如果是这样,这是否意味着一个实现理论上有unsigned char值,这是不是在一个int的子范围?
块引用>是的,例如:DSP CPU与
CHAR_BIT
16或32例如,TI C编译器的TMS320C55x:
CHAR_BIT
16和UCHAR_MAX
65535UINT_MAX
65535,但INT_MAX
32767<一个href=\"http://focus.ti.com/lit/ug/spru281f/spru281f.pdf\">http://focus.ti.com/lit/ug/spru281f/spru281f.pdf
Suppose the following:
unsigned char foo = 3; unsigned char bar = 5; unsigned int shmoo = foo + bar;
Are
foo
andbar
values guaranteed to be promoted toint
values for the evaluation of the expressionfoo + bar
-- or are implementations allowed to promote them tounsigned int
?In section 6.2.5 paragraph 8:
For any two integer types with the same signedness and different integer conversion rank (see 6.3.1.1), the range of values of the type with smaller integer conversion rank is a subrange of the values of the other type.

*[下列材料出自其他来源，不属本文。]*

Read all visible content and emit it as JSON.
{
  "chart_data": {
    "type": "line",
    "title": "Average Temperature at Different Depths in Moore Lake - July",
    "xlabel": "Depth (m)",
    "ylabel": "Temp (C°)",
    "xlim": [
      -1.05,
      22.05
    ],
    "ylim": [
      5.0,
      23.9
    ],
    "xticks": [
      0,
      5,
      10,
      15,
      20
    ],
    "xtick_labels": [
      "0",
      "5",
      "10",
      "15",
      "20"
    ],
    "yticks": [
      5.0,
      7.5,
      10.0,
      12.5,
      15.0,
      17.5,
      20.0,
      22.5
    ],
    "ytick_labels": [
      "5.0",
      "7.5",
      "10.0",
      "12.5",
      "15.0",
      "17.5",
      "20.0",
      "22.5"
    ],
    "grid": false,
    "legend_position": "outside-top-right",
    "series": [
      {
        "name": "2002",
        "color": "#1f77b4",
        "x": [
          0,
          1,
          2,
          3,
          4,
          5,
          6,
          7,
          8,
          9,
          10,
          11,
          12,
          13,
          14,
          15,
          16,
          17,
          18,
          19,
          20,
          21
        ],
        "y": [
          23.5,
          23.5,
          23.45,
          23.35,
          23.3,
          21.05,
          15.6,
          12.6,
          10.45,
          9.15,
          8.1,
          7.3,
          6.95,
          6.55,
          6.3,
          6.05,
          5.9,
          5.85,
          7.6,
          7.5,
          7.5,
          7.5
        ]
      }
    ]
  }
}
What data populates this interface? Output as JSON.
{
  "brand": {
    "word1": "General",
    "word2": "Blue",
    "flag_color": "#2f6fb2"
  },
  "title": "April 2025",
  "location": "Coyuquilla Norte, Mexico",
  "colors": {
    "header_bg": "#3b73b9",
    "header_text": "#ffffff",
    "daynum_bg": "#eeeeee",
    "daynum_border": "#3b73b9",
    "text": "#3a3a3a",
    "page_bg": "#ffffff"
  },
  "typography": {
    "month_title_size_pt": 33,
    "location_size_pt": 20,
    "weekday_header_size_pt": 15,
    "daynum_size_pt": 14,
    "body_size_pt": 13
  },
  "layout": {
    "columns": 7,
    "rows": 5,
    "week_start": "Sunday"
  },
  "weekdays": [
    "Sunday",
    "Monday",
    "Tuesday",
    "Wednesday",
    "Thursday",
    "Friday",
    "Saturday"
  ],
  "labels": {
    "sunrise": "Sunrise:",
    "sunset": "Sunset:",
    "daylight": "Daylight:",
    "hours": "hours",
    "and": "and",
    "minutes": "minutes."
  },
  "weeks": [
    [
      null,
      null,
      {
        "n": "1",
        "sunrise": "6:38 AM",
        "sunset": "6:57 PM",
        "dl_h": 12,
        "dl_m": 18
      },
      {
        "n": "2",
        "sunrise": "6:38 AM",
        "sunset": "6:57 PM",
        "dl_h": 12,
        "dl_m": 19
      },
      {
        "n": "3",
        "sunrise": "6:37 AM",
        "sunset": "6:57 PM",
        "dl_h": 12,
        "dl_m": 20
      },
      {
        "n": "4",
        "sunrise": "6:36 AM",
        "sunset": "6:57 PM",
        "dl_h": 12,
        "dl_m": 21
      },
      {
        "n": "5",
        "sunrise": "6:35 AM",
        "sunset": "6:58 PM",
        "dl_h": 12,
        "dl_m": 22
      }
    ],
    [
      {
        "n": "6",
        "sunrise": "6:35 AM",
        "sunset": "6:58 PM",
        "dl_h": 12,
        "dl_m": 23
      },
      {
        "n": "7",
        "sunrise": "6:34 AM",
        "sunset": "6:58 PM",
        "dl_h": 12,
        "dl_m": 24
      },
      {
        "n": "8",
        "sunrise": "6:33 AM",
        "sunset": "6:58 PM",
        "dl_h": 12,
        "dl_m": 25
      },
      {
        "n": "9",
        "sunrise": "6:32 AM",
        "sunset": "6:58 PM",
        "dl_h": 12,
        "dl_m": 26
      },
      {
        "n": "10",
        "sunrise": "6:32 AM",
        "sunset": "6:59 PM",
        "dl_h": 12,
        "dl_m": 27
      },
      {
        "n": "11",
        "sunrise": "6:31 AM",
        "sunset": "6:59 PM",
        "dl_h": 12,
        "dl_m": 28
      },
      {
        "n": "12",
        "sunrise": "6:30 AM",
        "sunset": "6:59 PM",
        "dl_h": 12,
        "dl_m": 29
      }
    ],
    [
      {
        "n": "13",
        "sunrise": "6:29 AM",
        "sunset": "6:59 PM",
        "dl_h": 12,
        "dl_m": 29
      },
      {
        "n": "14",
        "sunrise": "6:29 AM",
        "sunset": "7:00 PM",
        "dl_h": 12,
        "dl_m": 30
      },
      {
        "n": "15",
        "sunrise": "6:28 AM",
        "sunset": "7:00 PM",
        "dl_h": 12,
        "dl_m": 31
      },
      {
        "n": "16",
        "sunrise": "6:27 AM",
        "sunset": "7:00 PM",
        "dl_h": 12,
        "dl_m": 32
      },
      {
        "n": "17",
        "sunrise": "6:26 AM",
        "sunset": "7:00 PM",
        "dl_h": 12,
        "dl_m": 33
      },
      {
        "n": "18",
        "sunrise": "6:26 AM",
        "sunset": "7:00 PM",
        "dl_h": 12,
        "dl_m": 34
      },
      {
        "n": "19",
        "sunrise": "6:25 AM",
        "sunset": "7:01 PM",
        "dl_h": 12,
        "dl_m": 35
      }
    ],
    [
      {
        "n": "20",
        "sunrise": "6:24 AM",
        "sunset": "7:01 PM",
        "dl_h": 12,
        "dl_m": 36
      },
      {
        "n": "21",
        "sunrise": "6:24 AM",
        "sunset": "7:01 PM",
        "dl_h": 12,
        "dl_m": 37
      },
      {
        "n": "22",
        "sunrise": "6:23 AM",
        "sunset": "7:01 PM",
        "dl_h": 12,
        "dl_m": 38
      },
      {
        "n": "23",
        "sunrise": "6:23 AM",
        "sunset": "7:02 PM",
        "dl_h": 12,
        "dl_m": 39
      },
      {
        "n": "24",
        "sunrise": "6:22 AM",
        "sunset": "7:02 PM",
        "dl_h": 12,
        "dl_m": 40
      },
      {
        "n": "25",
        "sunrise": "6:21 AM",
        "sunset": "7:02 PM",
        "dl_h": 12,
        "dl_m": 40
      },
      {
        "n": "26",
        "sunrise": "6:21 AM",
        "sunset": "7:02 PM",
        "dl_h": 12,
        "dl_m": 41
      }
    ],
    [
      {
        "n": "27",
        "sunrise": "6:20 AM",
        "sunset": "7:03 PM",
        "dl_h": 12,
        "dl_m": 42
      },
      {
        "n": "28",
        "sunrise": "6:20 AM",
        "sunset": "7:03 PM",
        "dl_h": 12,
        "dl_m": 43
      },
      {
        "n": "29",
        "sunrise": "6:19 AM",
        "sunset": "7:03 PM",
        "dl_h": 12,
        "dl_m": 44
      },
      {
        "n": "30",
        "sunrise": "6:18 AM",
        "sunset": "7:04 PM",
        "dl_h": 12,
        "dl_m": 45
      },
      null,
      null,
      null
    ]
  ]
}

In section 6.2.5 paragraph 9:
If an
int
can represent all values of the original type, the value is converted to anint
; otherwise, it is converted to anunsigned int
.The guarantee that an integer type with smaller integer conversion rank has a range of values that is a subrange of the values of the other type seems dependent on the signedness of the integer type.
signed char
corresponds tosigned int
unsigned char
corresponds tounsigned int
Does this mean that the value of an
unsigned char
is only guaranteed to be in the subrange ofunsigned int
and not necessarilyint
? If so, does that imply that an implementation could theoretically have anunsigned char
value which is not in the subrange of anint
?解决方案are implementations allowed to promote them to unsigned int?
Implementations will promote to
unsigned int
if not allunsigned char
values are representable in anint
(as ruled by 6.2.5p9 in C99). See below for implementation examples.If so, does that imply that an implementation could theoretically have an unsigned char value which is not in the subrange of an int?
Yes, example: DSP cpu with
CHAR_BIT
16 or 32.For example, TI C compiler for TMS320C55x:
CHAR_BIT
is 16 andUCHAR_MAX
65535,UINT_MAX
65535 butINT_MAX
32767.http://focus.ti.com/lit/ug/spru281f/spru281f.pdf
这篇关于是无符号的字符总是提升为int?的文章就介绍到这了,希望我们推荐的答案对大家有所帮助,也希望大家多多支持IT屋!